Memoirs of an Arab-Jew

Marc Martorell Junyent

Informed Comment  /  October 2, 2023

Review of Avi Shlaim, Three Worlds: Memoirs of an Arab-Jew (London: Oneworld, 2023).

Munich (Special to Informed Comment; Feature) – Avi Shlaim is an Israeli-British scholar who has authored six books on the history of the Palestinian-Israeli conflict and the role played in it by the Kingdom of Jordan. His work has earned him a reputation, alongside other authors such as Ilan Pappé and Tom Segev, as one of the leading ‘New Historians’ that challenged the official Zionist historiography on the creation of Israel and the occupation of Arab lands.

Shlaim’s seventh and latest book is very different from his previous works but equally enlightening. With the title Three Worlds: Memoirs of an Arab-Jew, the book fits the memoirs genre in a loose sense, as it covers Shlaim’s life only until he arrived at Cambridge University to read History.

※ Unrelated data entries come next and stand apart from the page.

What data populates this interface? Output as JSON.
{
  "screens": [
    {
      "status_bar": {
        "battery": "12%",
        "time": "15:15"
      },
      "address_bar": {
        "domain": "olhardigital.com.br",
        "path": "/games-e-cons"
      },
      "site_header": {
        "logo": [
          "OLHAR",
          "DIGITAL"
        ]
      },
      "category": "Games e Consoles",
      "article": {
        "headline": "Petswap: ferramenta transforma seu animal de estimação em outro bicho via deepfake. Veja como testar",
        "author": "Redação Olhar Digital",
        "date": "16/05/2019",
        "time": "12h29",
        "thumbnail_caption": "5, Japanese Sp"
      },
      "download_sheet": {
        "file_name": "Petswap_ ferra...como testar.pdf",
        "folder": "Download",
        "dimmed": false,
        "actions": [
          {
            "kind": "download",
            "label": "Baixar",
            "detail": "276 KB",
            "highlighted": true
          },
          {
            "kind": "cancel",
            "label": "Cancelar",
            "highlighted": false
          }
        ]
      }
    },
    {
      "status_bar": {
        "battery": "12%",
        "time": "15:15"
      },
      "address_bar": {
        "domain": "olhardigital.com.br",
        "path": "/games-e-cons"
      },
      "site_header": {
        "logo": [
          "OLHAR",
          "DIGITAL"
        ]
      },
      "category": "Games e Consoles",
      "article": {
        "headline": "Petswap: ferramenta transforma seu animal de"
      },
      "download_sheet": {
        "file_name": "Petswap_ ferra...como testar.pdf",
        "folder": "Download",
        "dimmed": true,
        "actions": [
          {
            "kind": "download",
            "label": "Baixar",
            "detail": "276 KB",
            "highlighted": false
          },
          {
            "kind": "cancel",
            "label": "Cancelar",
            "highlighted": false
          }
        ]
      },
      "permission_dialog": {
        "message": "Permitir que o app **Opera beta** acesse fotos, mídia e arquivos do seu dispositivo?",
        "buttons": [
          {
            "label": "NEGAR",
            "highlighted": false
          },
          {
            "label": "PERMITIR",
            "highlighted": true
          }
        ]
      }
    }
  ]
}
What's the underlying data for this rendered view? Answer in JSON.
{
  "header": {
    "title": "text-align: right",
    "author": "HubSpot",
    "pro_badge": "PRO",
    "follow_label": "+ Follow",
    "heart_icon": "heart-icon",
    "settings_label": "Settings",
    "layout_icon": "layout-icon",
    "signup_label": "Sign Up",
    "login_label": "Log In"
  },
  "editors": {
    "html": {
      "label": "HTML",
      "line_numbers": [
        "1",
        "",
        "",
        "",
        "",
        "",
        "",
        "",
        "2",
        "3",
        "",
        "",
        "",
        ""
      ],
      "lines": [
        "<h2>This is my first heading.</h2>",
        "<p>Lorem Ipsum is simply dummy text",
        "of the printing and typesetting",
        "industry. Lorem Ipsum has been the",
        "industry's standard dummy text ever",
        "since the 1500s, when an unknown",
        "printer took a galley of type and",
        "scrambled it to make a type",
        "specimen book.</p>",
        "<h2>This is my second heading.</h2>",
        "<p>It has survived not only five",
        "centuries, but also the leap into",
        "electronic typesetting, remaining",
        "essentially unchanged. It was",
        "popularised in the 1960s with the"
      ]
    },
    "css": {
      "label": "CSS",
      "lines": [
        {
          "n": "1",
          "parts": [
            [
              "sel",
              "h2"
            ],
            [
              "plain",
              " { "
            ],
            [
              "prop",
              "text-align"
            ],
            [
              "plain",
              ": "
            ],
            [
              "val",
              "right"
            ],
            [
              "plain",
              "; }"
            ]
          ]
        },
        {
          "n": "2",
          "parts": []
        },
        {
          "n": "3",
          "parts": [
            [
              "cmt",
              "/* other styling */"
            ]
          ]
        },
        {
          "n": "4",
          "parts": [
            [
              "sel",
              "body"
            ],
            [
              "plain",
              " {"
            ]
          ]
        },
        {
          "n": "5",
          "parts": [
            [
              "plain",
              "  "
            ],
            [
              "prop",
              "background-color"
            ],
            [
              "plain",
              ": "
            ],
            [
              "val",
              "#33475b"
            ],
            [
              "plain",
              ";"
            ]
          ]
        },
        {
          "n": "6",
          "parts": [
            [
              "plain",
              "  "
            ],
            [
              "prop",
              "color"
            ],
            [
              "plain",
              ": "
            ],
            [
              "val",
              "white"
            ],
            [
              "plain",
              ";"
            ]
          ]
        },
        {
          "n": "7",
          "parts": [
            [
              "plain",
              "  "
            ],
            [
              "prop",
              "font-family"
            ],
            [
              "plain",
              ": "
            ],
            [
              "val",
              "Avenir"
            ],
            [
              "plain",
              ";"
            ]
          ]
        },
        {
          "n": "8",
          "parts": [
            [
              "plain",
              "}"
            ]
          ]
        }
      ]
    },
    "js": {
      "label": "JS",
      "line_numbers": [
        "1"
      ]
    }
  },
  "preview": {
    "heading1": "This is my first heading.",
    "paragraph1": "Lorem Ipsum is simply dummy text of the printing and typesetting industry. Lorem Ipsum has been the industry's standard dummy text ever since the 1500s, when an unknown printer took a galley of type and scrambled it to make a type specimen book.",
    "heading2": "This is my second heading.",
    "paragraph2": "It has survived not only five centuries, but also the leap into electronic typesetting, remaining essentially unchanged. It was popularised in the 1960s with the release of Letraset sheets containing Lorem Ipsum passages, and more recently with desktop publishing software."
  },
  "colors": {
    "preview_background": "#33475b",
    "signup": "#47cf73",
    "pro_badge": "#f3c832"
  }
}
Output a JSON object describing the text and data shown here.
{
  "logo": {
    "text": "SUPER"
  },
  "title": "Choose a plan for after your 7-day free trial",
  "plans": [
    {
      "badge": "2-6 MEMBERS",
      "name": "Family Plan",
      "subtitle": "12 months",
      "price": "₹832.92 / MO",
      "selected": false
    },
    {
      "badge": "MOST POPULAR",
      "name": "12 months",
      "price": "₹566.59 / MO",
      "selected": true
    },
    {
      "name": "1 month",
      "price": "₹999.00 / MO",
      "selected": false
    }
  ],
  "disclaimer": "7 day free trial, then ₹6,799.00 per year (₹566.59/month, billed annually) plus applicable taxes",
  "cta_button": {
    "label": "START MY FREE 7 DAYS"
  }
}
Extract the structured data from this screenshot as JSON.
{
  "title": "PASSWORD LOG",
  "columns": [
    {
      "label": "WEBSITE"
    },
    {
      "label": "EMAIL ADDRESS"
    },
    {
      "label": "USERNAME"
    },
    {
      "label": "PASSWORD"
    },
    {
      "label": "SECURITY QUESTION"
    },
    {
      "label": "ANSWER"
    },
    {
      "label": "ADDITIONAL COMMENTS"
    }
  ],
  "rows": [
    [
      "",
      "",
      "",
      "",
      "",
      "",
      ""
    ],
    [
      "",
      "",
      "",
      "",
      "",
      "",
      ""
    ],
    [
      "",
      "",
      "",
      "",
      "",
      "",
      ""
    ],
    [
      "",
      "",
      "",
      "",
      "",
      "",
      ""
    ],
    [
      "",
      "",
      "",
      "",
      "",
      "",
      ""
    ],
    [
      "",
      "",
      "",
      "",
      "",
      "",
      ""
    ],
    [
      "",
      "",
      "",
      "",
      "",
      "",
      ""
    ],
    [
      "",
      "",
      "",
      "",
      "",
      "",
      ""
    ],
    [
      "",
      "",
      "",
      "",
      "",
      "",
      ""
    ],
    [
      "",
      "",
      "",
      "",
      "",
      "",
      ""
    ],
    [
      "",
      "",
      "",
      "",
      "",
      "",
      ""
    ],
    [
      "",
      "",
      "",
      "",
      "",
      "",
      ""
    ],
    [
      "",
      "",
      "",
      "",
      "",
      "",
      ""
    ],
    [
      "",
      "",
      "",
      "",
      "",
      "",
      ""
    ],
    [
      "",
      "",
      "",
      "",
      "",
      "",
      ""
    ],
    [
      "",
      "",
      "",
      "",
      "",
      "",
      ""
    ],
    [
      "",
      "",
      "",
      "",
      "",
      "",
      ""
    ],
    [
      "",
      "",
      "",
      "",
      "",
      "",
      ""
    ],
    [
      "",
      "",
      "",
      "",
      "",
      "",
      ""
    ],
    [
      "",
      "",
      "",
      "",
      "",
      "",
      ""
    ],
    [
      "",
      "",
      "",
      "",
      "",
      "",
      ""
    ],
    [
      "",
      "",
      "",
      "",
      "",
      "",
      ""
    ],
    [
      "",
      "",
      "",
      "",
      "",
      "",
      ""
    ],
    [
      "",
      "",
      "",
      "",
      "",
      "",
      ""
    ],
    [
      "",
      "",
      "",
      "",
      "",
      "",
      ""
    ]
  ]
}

In Three Worlds, the historical background of Shlaim’s first two decades of life is at least as important as the particular story of Shlaim and his family. Shlaim was born in Baghdad in 1945 as the second of three children in an upper-middle-class Jewish family. His father, Yusef, was a prosperous businessman and twenty-three years older than his wife Saida. Their marriage was arranged against Saida’s will. The Shlaims left Iraq for Israel in 1950. Down to only four Jews according to recent reports, in the 1940s the Jewish population in Iraq had over 130,000 members, perhaps even 150,000. Shlaim describes this Jewish community as integrated and Arabized, with Jews having a major role in the national economy.

By 1951, however, less than five percent of Iraqi Jews remained in the country, and most had migrated to Israel. For a majority of Iraqi Jews, the migration to the newly created state of Israel was not the fulfillment of a wished-for return to Zion as the standard Israeli narrative would have it. Rather, their departure represented a profoundly traumatic experience. As Shlaim writes, when the Jews left Iraq an entire community “was uprooted from a world in which it felt at home to one in which it had to make painful adaptations.”[1]

What happened between the early 1940s and the early 1950s that introduced such a dramatic change to the lives of Iraqi Jews? Firstly, in 1941 a military coup by pro-Nazi Iraqi officers unseated the British-backed Iraqi government. British troops quickly regained control of Iraq and the mutinous officers fled. In a futile attempt to disguise what was obvious to everyone, namely that the deposed pro-British government had been returned to power on the shoulders of British soldiers, Britain stopped its troops from entering Baghdad.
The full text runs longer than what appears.